それなのに遠野俊、進級早々に虎豆マーケティングを始めた。大河朱雀×松原瑪瑙、故にタイガー×まめこ、虎豆。わぉ、単純。
帝王院学園では珍しい王道カップリング、不良×平凡にハァハァして眼鏡が曇り、月一のトランプ大会どころか三度の食事も睡眠も忘れる有様。腐男子には良くある生活。

これは深刻な事態だ、と。
焦ったのは親バカ偽学園長と、一人神経衰弱で神経を衰弱させた理事長だった。

「あらん?じゃ、一人で神経衰弱したの?もうそれ精神衰弱じゃない?」
「心が砕ける音がした」

ついでに湿気た煎餅が砕ける音がした。さりげなく昆布茶味。

「シューちゃんったら、男の子はちょっとくらい冒険させるもんだって言ってんのに…。徹夜なんか良くある事よ、一日は24時間しかないんだもの」
「ともあれ計画は順調に進んでおる。薬を取りに来ない松原瑪瑙への投与は終了しておるが、大河朱雀の元へ送ったアレが効果を発揮するだろう。のぅ、キング=ノヴァ」
「健全な男子はアレの誘惑から逃れる事は出来ん。

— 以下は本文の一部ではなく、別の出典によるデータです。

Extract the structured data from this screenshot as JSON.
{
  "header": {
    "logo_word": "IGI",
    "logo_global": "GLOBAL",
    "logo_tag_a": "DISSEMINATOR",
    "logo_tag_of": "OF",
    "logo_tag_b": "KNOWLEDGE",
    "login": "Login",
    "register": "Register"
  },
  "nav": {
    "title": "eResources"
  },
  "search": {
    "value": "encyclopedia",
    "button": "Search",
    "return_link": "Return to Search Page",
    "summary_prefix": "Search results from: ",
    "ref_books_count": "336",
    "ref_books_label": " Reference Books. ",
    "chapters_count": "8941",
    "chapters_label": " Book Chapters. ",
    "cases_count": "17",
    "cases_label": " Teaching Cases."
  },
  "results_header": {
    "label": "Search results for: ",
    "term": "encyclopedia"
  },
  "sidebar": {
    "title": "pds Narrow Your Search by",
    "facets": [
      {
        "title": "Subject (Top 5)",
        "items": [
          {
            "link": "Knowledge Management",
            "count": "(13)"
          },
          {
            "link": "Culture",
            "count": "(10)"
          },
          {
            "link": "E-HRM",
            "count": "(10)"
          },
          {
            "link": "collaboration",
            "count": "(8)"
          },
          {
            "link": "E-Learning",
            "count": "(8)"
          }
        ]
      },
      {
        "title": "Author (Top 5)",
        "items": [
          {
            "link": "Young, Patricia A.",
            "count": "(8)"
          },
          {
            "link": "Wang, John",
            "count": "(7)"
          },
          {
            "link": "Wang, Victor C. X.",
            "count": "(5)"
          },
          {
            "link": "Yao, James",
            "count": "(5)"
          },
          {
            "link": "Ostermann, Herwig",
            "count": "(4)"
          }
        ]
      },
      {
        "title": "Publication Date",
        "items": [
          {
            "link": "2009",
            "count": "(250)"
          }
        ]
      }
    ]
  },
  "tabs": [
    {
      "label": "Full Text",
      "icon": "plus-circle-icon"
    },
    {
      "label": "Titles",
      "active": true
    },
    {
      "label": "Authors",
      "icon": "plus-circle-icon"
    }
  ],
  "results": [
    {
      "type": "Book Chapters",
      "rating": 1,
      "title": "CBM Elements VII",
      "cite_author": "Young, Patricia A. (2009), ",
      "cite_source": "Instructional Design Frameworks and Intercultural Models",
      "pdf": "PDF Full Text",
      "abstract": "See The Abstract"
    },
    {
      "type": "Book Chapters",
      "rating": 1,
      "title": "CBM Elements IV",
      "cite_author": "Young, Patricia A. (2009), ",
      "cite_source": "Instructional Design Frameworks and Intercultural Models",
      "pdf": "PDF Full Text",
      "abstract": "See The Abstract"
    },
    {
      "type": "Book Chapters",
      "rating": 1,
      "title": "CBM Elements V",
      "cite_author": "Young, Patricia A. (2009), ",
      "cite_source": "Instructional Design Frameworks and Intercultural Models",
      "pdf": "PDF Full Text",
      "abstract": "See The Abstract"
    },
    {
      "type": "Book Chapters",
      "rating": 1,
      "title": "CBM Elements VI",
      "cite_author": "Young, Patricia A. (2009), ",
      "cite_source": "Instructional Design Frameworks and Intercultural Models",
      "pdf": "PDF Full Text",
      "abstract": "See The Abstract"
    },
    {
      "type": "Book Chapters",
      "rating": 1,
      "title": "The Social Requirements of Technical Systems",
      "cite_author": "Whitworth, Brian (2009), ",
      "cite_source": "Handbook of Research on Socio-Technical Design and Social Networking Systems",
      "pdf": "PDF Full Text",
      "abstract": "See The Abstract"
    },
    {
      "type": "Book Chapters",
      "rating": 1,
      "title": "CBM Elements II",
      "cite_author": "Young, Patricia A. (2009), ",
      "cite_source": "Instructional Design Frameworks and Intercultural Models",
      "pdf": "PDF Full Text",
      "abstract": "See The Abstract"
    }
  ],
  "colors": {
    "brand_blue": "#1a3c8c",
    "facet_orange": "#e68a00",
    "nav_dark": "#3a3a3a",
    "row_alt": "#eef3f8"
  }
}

シュンシュンでさえ虜にするアレに、『アルザーク改』を投与してある」
「あらん?今度はどんなお薬?若返り系だったら私にちょーだい。ボインになる系でもOK!…痛ったーーー!!!」

ガタン、と音がした。
シャカシャカとJ-POPの軽快なミュージックを聞きながら、拳骨を喰らった主婦は声なく悶え、

「「チューチュートレイン」」
「アルザーク改、だと?…貴様ら、人としての尊厳を失ったと見える。そこへ直れ、ハーヴィ、龍人」
「わ、儂もかのぅ?!」
「怒っているのか?然し話せば判る、」
「喧しい!己が過ちを悔いるがイイわ!」

凄まじい怒声と雷拳骨が響き渡った。



季節は秋、山間部は一足早く冷え込み始める、10月だ。